5.    Zuma has consistently refused to answer the questions of the Public Protector, an office established under the Constitution for the explicit purpose of protecting the public from the sort of excess and illegality represented by the actions of Zuma in this matter.  His refusal to answer questions, his lengthy delays in responding to the Public Protector, and his ignoring of the findings of the Public Protector are all in flagrant contempt of the Constitution, and are certainly grounds for his impeachment.

6.    Zuma has been protected by the ANC from having to appear to answer questions in Parliament about this matter.  His role as President does not put him above Parliament or the law, but enhances the need for him to provide the fullest information to the Representatives of the People.  His failure to fulfill that obligation shows the contempt in which he holds the Constitution and the organs that uphold it.

7.    The ANC is willing to go to extraordinary lengths to shield this man from his legal and moral obligations, and so must be construed to be complicit in his breaches of those obligations.

What should be concluded from this event?  Certain conclusions are inescapable.

1.    President Zuma will go down in history as the worst President ever to lead South Africa, Prime Minister Hendrick Verwoerd included.  He has brought the country to a new low of honesty, integrity and competence.
 
2.    The ANC has proven that even an advanced nation such as South Africa has the capability to become an African banana republic.  There is an increasing belief in South Africa, even amongst the Black population, that ‘things were better under Apartheid’!
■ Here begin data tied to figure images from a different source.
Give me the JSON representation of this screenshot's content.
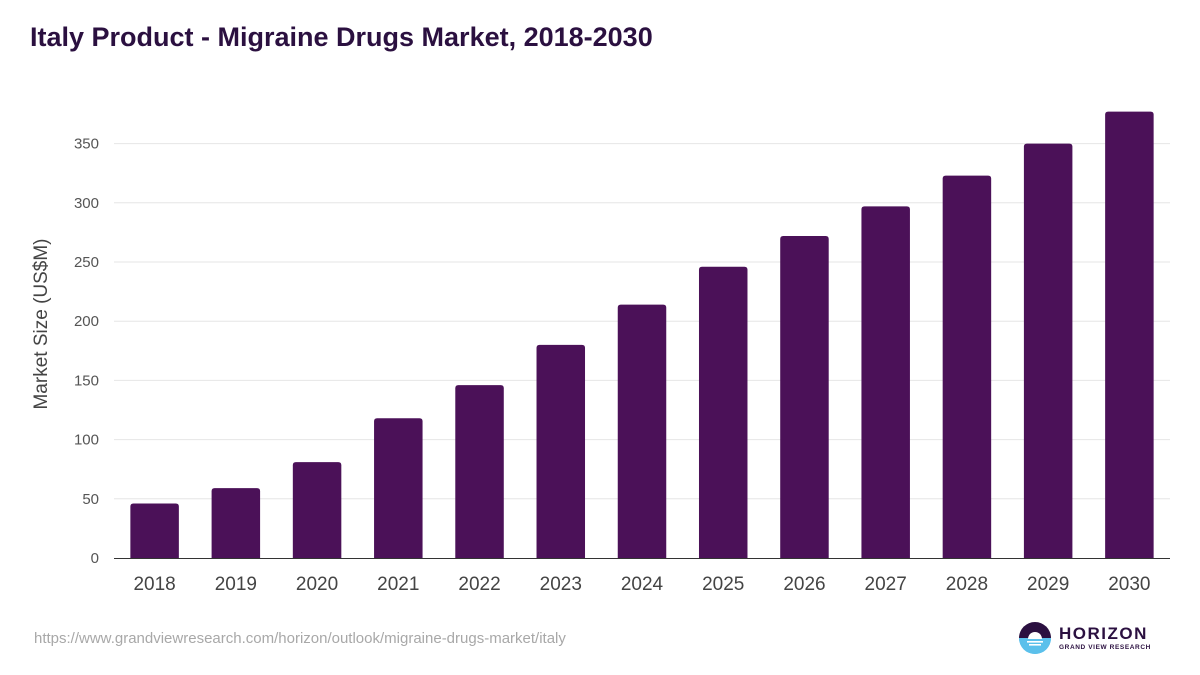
{
  "title": "Italy Product - Migraine Drugs Market, 2018-2030",
  "source_url": "https://www.grandviewresearch.com/horizon/outlook/migraine-drugs-market/italy",
  "logo": {
    "name": "HORIZON",
    "subtitle": "GRAND VIEW RESEARCH"
  },
  "colors": {
    "bar": "#4b1158",
    "title": "#2b1040",
    "grid": "#e6e6e6",
    "axis": "#333333",
    "tick_text": "#555555"
  },
  "chart_data": {
    "type": "bar",
    "title": "Italy Product - Migraine Drugs Market, 2018-2030",
    "xlabel": "",
    "ylabel": "Market Size (US$M)",
    "categories": [
      "2018",
      "2019",
      "2020",
      "2021",
      "2022",
      "2023",
      "2024",
      "2025",
      "2026",
      "2027",
      "2028",
      "2029",
      "2030"
    ],
    "values": [
      46,
      59,
      81,
      118,
      146,
      180,
      214,
      246,
      272,
      297,
      323,
      350,
      377
    ],
    "ylim": [
      0,
      400
    ],
    "yticks": [
      0,
      50,
      100,
      150,
      200,
      250,
      300,
      350
    ],
    "grid": true,
    "legend": "none"
  }
}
3.    The outrage felt by the public, particularly the tax-paying public, in South Africa is such that the country has edged significantly closer to an outright revolution.  It is fair to say that the economic stability of the nation will be severely impacted by the fallout of the Nkandla Scandal, coming on top of the Arms Deal Cover-up and the Marikana affair.
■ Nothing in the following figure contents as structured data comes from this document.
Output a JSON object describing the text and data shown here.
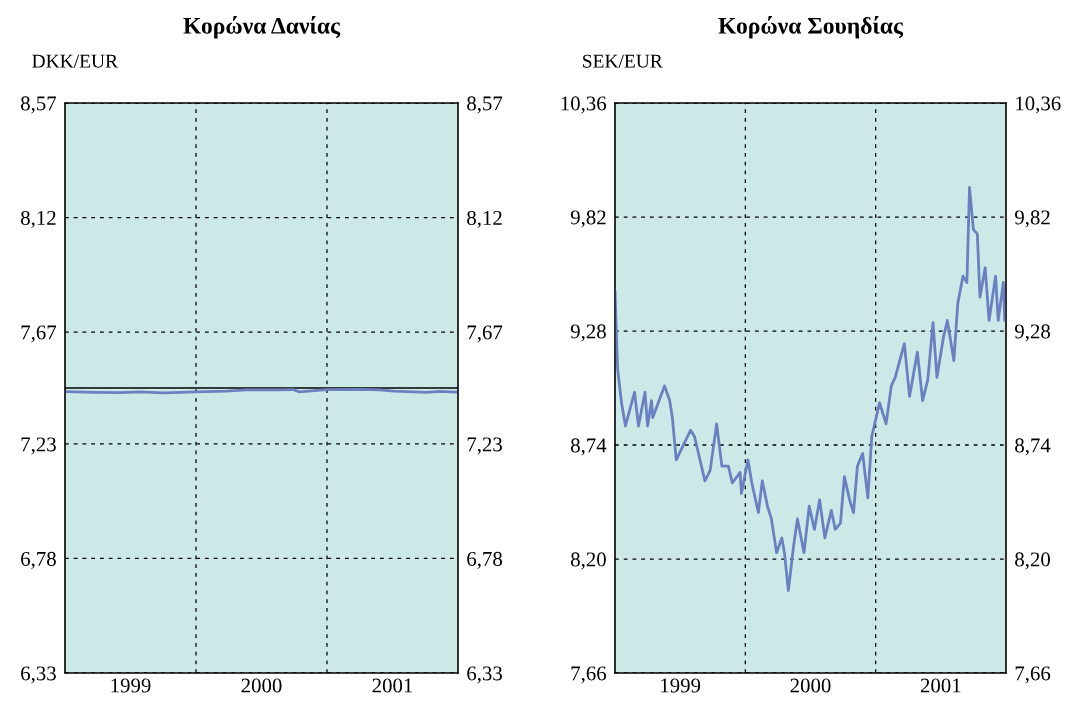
{
  "chart_data": [
    {
      "type": "line",
      "title": "Κορώνα Δανίας",
      "ylabel": "DKK/EUR",
      "x": [
        1999.01,
        1999.22,
        1999.42,
        1999.57,
        1999.75,
        2000.0,
        2000.23,
        2000.39,
        2000.62,
        2000.74,
        2000.79,
        2001.0,
        2001.25,
        2001.4,
        2001.51,
        2001.76,
        2001.86,
        2001.99
      ],
      "series": [
        {
          "color": "#6b80c0",
          "values": [
            7.436,
            7.433,
            7.432,
            7.435,
            7.431,
            7.435,
            7.438,
            7.443,
            7.443,
            7.444,
            7.435,
            7.444,
            7.445,
            7.443,
            7.438,
            7.433,
            7.437,
            7.434
          ]
        }
      ],
      "xlim": [
        1999,
        2002
      ],
      "xticks": [
        {
          "value": 1999.5,
          "label": "1999"
        },
        {
          "value": 2000,
          "label": null
        },
        {
          "value": 2000.5,
          "label": "2000"
        },
        {
          "value": 2001,
          "label": null
        },
        {
          "value": 2001.5,
          "label": "2001"
        }
      ],
      "ylim": [
        6.33,
        8.57
      ],
      "yticks": [
        {
          "value": 6.33,
          "label": "6,33"
        },
        {
          "value": 6.78,
          "label": "6,78"
        },
        {
          "value": 7.23,
          "label": "7,23"
        },
        {
          "value": 7.67,
          "label": "7,67"
        },
        {
          "value": 8.12,
          "label": "8,12"
        },
        {
          "value": 8.57,
          "label": "8,57"
        }
      ],
      "y2lim": [
        6.33,
        8.57
      ],
      "y2ticks": [
        {
          "value": 6.33,
          "label": "6,33"
        },
        {
          "value": 6.78,
          "label": "6,78"
        },
        {
          "value": 7.23,
          "label": "7,23"
        },
        {
          "value": 7.67,
          "label": "7,67"
        },
        {
          "value": 8.12,
          "label": "8,12"
        },
        {
          "value": 8.57,
          "label": "8,57"
        }
      ],
      "ref_lines": [
        {
          "axis": "y",
          "value": 7.45,
          "color": "#000000",
          "line_style": "solid"
        }
      ],
      "grid": true,
      "legend": false,
      "marker": "none",
      "line_style": "solid"
    },
    {
      "type": "line",
      "title": "Κορώνα Σουηδίας",
      "ylabel": "SEK/EUR",
      "x": [
        1999.0,
        1999.02,
        1999.05,
        1999.08,
        1999.15,
        1999.18,
        1999.23,
        1999.25,
        1999.28,
        1999.29,
        1999.38,
        1999.42,
        1999.44,
        1999.47,
        1999.51,
        1999.58,
        1999.61,
        1999.69,
        1999.73,
        1999.78,
        1999.82,
        1999.87,
        1999.9,
        1999.96,
        1999.97,
        2000.02,
        2000.05,
        2000.1,
        2000.13,
        2000.17,
        2000.2,
        2000.24,
        2000.28,
        2000.3,
        2000.33,
        2000.37,
        2000.4,
        2000.45,
        2000.49,
        2000.53,
        2000.57,
        2000.61,
        2000.66,
        2000.69,
        2000.73,
        2000.76,
        2000.8,
        2000.83,
        2000.86,
        2000.9,
        2000.94,
        2000.97,
        2001.03,
        2001.08,
        2001.12,
        2001.15,
        2001.22,
        2001.26,
        2001.32,
        2001.36,
        2001.4,
        2001.44,
        2001.47,
        2001.52,
        2001.55,
        2001.6,
        2001.63,
        2001.67,
        2001.7,
        2001.72,
        2001.75,
        2001.78,
        2001.8,
        2001.84,
        2001.87,
        2001.92,
        2001.94,
        2001.98,
        2001.99
      ],
      "series": [
        {
          "color": "#6b80c0",
          "values": [
            9.47,
            9.1,
            8.94,
            8.83,
            8.99,
            8.83,
            8.99,
            8.83,
            8.95,
            8.87,
            9.02,
            8.95,
            8.87,
            8.67,
            8.72,
            8.81,
            8.78,
            8.57,
            8.62,
            8.84,
            8.64,
            8.64,
            8.56,
            8.61,
            8.51,
            8.67,
            8.56,
            8.42,
            8.57,
            8.45,
            8.39,
            8.23,
            8.3,
            8.23,
            8.05,
            8.26,
            8.39,
            8.23,
            8.45,
            8.34,
            8.48,
            8.3,
            8.43,
            8.34,
            8.37,
            8.59,
            8.48,
            8.42,
            8.64,
            8.7,
            8.49,
            8.78,
            8.94,
            8.84,
            9.02,
            9.06,
            9.22,
            8.97,
            9.18,
            8.95,
            9.05,
            9.32,
            9.06,
            9.25,
            9.33,
            9.14,
            9.41,
            9.54,
            9.51,
            9.96,
            9.76,
            9.74,
            9.44,
            9.58,
            9.33,
            9.54,
            9.33,
            9.51,
            9.33
          ]
        }
      ],
      "xlim": [
        1999,
        2002
      ],
      "xticks": [
        {
          "value": 1999.5,
          "label": "1999"
        },
        {
          "value": 2000,
          "label": null
        },
        {
          "value": 2000.5,
          "label": "2000"
        },
        {
          "value": 2001,
          "label": null
        },
        {
          "value": 2001.5,
          "label": "2001"
        }
      ],
      "ylim": [
        7.66,
        10.36
      ],
      "yticks": [
        {
          "value": 7.66,
          "label": "7,66"
        },
        {
          "value": 8.2,
          "label": "8,20"
        },
        {
          "value": 8.74,
          "label": "8,74"
        },
        {
          "value": 9.28,
          "label": "9,28"
        },
        {
          "value": 9.82,
          "label": "9,82"
        },
        {
          "value": 10.36,
          "label": "10,36"
        }
      ],
      "y2lim": [
        7.66,
        10.36
      ],
      "y2ticks": [
        {
          "value": 7.66,
          "label": "7,66"
        },
        {
          "value": 8.2,
          "label": "8,20"
        },
        {
          "value": 8.74,
          "label": "8,74"
        },
        {
          "value": 9.28,
          "label": "9,28"
        },
        {
          "value": 9.82,
          "label": "9,82"
        },
        {
          "value": 10.36,
          "label": "10,36"
        }
      ],
      "grid": true,
      "legend": false,
      "marker": "none",
      "line_style": "solid"
    }
  ]
}
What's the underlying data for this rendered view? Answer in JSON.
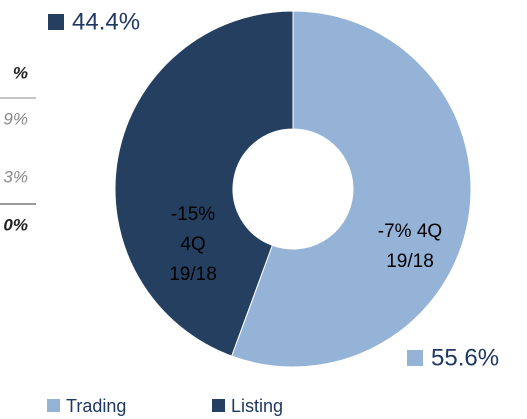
{
  "chart_data": {
    "type": "pie",
    "categories": [
      "Trading",
      "Listing"
    ],
    "values": [
      55.6,
      44.4
    ],
    "value_labels": [
      "55.6%",
      "44.4%"
    ],
    "colors": [
      "#95b3d7",
      "#243f60"
    ],
    "segment_notes": [
      [
        "-7% 4Q",
        "19/18"
      ],
      [
        "-15%",
        "4Q",
        "19/18"
      ]
    ],
    "legend": "bottom"
  },
  "side_table": {
    "cells": [
      "%",
      "9%",
      "3%",
      "0%"
    ]
  }
}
4.    Thinking and moral investors will cross South Africa off the list of possible investment destinations, to the extent that that has not already been done.  They will see that it is a country in which no organ of State feels itself obliged to comply with the terms or the spirit of the Constitution, and therefore a place where the laws of the land no longer have any meaning other than what the ruling Party decides they have.  This has been a long time coming, twenty years in fact, but it has now reached the status of a new Apartheid, ignorance of property rights, extreme corruption, in which a loss to corruption of R30 billion is considered to be an improvement and a situation of more than two-thirds of municipalities fail to obtain a clean audit, a country in which the education system, if it can be said to exist at all, is ‘improved’ by adjustment of the pass mark to 30%.

5.    All of those South Africans who wish to live honest and productive lives will be looking for places to which they can emigrate.  It has been a disturbing trend in South Africa that people believe that the only way to succeed is to join the corrupt system, and feed off the incompetence that has been fostered by Zuma and his cronies.
6. The ANC has proven that democracy as a concept has no meaning in South Africa.  The Party is prepared to ignore all the safeguards that the Constitution has put in place to protect the people against the excesses of the political leaders and the dishonesty of the cadres they have appointed in positions of power.

If there is to be any hope for South Africa, President Zuma and his Cabinet, together with his Party, must be removed from office soon.  A five year wait until the next election is too long for the country to survive as a democracy.  In the meanwhile citizens should be alert to moves being made by the ANC to bring the military into the fold.  Remember, when the citizens revolt in Africa, the first step of the sitting dictator is to impose military rule. 

Certainly, that is unconstitutional, but who in the present Government has shown any regard for the Constitution?